1. Introduction
Link prediction benefits in amplifying the relations in graph-structured data [
1], arousing interest from both academia and industries. Existing research mainly focuses on simple graphs where a link (also known as a relation) associates with two entities (also known as an entity), while some real-world relations consist of more than two entities, such as chemical reactions [
2], co-authorship relations [
3], and social networks [
4], etc. As shown in
Figure 1, the “Located In” relation contains NYC, New York City, The Big Apple, USA, and The United States, as follows:
Thus, a hyperlink is coined to model such relations, and the graph comprised of hyperlinks is defined as a
hypergraph [
5].
As the relations among entities are sophisticated, the construct of a hypergraph is time-consuming and hence expensive, making its incompleteness more severe than a simple graph. To mitigate the problem, a
hyperlink prediction task is introduced to facilitate the research [
6]. Similar to the goal of link prediction in simple graphs, the task tries to complete the missing hyperlinks in a given hypergraph.
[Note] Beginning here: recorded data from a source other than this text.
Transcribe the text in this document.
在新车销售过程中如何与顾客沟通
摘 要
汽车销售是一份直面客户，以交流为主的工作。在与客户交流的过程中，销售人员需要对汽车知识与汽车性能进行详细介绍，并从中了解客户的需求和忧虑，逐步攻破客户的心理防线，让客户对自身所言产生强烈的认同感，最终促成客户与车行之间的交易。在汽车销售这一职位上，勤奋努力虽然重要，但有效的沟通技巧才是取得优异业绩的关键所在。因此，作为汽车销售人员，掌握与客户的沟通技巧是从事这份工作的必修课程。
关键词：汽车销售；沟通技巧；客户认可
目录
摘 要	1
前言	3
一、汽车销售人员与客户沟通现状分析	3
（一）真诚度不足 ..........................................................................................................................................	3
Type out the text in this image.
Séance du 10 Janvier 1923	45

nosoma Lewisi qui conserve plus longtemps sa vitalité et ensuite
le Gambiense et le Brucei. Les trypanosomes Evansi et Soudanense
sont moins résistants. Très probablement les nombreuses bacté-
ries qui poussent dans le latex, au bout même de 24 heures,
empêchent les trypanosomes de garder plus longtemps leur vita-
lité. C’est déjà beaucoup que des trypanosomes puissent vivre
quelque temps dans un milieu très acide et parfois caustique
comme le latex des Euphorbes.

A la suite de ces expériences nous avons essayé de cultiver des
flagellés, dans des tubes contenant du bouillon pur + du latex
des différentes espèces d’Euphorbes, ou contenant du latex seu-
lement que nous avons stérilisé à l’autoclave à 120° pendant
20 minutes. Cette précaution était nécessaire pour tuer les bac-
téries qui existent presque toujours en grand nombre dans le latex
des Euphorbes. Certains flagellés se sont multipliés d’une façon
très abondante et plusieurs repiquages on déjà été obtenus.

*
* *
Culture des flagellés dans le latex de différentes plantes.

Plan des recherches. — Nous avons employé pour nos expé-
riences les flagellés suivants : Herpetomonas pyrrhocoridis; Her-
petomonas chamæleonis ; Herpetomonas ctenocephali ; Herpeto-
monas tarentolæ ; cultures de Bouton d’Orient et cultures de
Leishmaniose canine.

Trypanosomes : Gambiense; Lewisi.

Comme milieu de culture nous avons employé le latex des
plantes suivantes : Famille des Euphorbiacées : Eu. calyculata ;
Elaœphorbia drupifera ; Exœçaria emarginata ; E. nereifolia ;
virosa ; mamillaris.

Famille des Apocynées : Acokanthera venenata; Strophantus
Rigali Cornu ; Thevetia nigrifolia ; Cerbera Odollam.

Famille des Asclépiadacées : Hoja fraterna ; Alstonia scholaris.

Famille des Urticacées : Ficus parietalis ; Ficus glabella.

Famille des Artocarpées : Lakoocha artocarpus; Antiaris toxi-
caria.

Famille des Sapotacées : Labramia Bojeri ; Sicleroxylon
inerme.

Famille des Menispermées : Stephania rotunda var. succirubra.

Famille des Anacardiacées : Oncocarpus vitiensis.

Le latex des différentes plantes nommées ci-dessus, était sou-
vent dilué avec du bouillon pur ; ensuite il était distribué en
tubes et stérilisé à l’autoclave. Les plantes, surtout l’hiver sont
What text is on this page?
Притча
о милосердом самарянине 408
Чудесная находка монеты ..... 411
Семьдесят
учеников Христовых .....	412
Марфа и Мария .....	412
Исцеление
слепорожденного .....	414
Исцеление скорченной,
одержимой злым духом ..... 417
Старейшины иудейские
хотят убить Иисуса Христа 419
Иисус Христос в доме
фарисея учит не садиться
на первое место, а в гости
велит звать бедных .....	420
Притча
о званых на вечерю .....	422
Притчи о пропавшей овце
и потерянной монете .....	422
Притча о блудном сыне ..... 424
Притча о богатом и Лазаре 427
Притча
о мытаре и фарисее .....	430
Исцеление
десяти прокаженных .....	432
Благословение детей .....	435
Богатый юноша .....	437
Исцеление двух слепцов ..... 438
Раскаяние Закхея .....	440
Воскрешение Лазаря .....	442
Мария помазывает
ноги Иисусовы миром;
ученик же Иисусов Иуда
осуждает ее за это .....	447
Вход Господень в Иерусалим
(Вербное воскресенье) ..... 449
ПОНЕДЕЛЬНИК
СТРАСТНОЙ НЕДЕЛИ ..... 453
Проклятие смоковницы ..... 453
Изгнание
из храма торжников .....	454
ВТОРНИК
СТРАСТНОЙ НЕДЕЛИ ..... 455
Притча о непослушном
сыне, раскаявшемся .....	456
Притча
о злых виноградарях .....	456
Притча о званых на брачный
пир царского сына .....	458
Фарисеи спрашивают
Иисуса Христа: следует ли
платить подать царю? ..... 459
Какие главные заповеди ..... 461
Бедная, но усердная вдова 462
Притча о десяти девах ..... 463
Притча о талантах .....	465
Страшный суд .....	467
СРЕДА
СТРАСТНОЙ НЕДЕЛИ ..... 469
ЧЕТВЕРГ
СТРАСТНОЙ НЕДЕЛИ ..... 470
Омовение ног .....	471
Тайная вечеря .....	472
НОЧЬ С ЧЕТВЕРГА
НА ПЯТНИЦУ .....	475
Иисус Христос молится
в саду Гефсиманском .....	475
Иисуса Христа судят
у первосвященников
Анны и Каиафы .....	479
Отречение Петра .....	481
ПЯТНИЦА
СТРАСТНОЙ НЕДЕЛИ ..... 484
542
Example 1. Consider the bottom ellipse in green in Figure 1, given several entities, e.g., NYC, New York City, The Big Apple, USA, The United States; the target of the hyperlink prediction is to determine whether there is a hyperlink and what it is (i.e., “Located In”) once existing. Furthermore, the directivity of hyperlinks also matters in some practical applications. Thus, the machine should also acquire the ability to predict the direction of the hyperlink to form the final answer, i.e., NYC, New York City, The Big Apple USA, The United States. To approach this task, current studies mainly fall into two categories: (1) Translation-based models try to generalize the translation constraint in simple graphs to hypergraphs, e.g.,
m-TransH [
7],
RAE [
8], and
NHP [
9].
m-TransH directly extends
TransH [
10] for binary relations to the n-ary case, and
RAE further integrates
m-TransH with multi-layer perceptron (MLP) by considering the relatedness of entities. Since they use the sum after the projection as the scoring function, when some entities in a hyperlink change, it may not be obvious in the scoring function. (2) Neural-network-based models exploit structural information of hypergraphs, e.g.,
NaLP [
11],
HGNN [
12], and
HyperGCN [
13]. These methods design some graph neural networks (
GNNs) to absorb neighbouring features to improve entities’ representations. As
GNNs usually incorporate a large number of parameters, the sufficient learning process relies on the amount of training samples.
Albeit attracting attention, hyperlink prediction is still notoriously challenging, since existing studies neglect the cores of the task. First, sometimes, the accurate record of facts in a hypergraph necessitates the direction of hyperlinks. For a directed hyperlink, the entities can be divided into two parts—head and tail—based on the hyperlink’s direction. This mandates that the
order of the two parts matters; in contrast, the specific order in each part is insignificant. As shown in
Figure 1, without the arrow pointing, we cannot figure out how these entities construct the relation “Located In”. In addition,
NYC,
New York City, and
The Big Apple (also known as the head) should be in front of
USA and
The United States (also known as tail), but the order inside the head or tail does not affect the determination. Nevertheless, existing methods mainly focus on undirected hyperlinks. The only method, namely,
NHP, tries to average the entity embeddings generated by
GCN [
14] to calculate a score for inferring the hyperlink direction, which is too rudimentary to embody the direction’s features. Second, as a hyperlink contains more than two entities, each entity contributes to the final existence prediction. In this light, a good representation model needs to consider the representation of all the individual entities involved in a hyperlink when making a determination. However, the current treatment of embedding tends to apply a simple sum or average strategy. This might be insensitive to the number of entities in a hyperlink since an entity with effusive containment could overwhelm other entities’ expressions. Last but not least, as it is sometimes complicated for even a human being to annotate hyperlinks, there is a lack of training data, which can be currently insufficient to train a large number of learnable parameters well.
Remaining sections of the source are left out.